Claire Murdoch, the Chief Executive of the Central and North West London NHS Foundation Trust and national director for mental health, NHS England, for want of her full title, has called for an end to what she labels ‘Betting Bribes’ from bookmakers. With Murdoch being of the view that the link between mental illness and betting is clear.
Murdoch in a series of letters written to leading bookmakers in the UK, has warned them that the National Health Service is no longer able to ‘pick up the pieces’ from gambling addiction. With Murdoch calling on bookmakers to ‘end the shameful betting bribes behind a devastating national crisis.’
The letters which have been addressed to the Chief Executives of William Hill, BetFred, bet365, GVC ( owners of Ladbrokes Coral ) and Flutter ( Paddy Power Betfair ), also reveals her concerns that the firms are deliberately targeting problem gamblers.

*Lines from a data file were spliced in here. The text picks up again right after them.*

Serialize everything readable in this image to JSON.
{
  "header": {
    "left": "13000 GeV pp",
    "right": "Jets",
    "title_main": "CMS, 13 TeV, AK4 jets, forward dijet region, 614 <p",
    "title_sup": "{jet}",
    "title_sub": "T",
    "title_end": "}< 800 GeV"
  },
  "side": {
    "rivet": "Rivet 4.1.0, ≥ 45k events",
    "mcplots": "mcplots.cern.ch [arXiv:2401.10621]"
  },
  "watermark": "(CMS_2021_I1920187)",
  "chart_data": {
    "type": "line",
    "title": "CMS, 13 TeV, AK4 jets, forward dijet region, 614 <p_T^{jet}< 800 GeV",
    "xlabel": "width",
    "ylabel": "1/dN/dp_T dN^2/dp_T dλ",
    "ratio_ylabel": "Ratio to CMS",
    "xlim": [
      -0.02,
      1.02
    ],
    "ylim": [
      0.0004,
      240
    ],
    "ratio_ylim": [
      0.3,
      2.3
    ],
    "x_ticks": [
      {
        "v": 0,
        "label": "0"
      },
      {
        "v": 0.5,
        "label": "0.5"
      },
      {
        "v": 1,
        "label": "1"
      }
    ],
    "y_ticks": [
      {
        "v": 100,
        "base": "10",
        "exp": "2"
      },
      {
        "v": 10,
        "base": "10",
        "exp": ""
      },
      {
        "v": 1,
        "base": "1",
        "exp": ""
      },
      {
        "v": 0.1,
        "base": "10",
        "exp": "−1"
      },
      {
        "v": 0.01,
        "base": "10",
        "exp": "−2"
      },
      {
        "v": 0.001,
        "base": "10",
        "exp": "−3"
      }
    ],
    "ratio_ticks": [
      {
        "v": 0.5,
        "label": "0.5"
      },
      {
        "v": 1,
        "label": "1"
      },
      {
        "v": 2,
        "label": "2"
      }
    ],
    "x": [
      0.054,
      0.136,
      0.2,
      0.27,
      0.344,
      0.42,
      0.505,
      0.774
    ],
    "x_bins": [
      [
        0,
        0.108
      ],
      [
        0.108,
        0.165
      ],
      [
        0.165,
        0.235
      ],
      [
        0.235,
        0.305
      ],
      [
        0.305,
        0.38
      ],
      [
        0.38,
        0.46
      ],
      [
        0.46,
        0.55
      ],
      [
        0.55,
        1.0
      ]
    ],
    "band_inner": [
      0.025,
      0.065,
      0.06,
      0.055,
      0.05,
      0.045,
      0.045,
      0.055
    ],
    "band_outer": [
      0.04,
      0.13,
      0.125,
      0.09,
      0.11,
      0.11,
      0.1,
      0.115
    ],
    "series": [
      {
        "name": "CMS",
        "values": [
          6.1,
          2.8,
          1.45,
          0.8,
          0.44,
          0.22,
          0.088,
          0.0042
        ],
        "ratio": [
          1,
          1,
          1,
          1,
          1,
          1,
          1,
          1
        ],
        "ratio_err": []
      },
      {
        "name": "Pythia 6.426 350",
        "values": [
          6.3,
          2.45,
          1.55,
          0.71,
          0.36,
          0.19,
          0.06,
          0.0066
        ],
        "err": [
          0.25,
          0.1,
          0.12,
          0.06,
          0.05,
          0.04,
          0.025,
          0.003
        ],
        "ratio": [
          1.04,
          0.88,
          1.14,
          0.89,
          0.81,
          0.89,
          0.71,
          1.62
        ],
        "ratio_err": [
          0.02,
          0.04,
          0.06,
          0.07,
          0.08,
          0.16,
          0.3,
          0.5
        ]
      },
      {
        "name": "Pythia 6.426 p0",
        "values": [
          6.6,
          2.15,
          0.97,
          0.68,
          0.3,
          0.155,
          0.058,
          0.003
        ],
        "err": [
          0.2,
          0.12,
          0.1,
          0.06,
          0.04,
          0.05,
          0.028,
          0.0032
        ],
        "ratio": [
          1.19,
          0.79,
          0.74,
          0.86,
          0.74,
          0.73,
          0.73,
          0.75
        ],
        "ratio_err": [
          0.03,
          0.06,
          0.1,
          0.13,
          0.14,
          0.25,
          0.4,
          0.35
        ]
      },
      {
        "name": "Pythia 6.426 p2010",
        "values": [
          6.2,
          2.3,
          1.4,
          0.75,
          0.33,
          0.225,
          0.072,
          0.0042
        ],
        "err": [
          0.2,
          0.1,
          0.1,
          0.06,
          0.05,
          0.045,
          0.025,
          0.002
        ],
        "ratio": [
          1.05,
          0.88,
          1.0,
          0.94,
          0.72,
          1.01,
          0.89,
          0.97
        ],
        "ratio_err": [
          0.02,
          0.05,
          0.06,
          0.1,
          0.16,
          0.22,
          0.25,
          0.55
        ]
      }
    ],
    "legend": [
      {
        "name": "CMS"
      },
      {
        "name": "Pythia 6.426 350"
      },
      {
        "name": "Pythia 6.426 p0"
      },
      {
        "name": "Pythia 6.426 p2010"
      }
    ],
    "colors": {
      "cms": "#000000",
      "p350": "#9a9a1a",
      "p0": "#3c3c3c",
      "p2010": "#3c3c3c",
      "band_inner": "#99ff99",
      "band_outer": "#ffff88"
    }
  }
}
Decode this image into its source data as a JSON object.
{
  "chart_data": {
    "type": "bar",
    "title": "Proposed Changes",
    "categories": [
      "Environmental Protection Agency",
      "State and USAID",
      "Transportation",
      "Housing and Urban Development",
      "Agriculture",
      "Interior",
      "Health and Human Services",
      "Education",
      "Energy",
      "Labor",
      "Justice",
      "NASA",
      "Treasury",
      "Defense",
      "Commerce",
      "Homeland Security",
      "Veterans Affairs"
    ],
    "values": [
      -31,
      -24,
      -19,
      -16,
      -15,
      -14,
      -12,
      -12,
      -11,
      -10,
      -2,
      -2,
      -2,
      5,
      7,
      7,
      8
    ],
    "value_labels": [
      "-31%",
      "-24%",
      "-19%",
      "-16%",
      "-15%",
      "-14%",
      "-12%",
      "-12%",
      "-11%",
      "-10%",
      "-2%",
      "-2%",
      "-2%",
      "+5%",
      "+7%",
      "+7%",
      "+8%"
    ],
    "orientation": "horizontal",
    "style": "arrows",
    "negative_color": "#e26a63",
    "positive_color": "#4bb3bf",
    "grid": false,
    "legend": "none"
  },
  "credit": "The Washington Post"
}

With Murdoch stating: “I am concerned that offering people who are losing vast sums of money… free tickets, VIP experiences, and free bets, all proactively prompt people back into the vicious gambling cycle which many want to escape.”
On Tuesday this week, the UK’s Gambling Commission confirmed plans to ban credit card use at online gambling sites, a ban that will come into force on 14th April 2020. With the regulator also making the signing up to the self exclusion service GamStop being a prerequisite of obtaining an operators licence as from 31st March 2020.
Over the past few months, attacks on the gambling industry, particularly iGaming and online gambling, have increased, with politicians and various responsible gambling organisations taking aim at the industry.
In November last year, the Gambling Related Harm All Parliamentary Group proposed a £2 maximum limit on all online slot games. Something that could well be considered by the UKGC, mirroring the change that has occurred with stake limits on fixed odds betting terminals.
Rounding off her letter to the bookmakers, Murdoch also states that: “The links between the sporting industry and gambling are deeply disturbing, and the tactics used by some firms are shameful. It is high time sporting bodies get back to their roots and start focussing on fans and families enjoying watching their heroes play, rather than allowing firms to hijack sport in pursuit of profit.”
In response, the Betting and Gaming Council, which represents leading bookmakers that operate within the UK, said that it took it’s responsibility towards its customers seriously and cites the introduction of age verification checks and a ban on in game advertising as an example of this. The BGC also stated that they were prepared to meet with Murdoch, to address any of her concerns.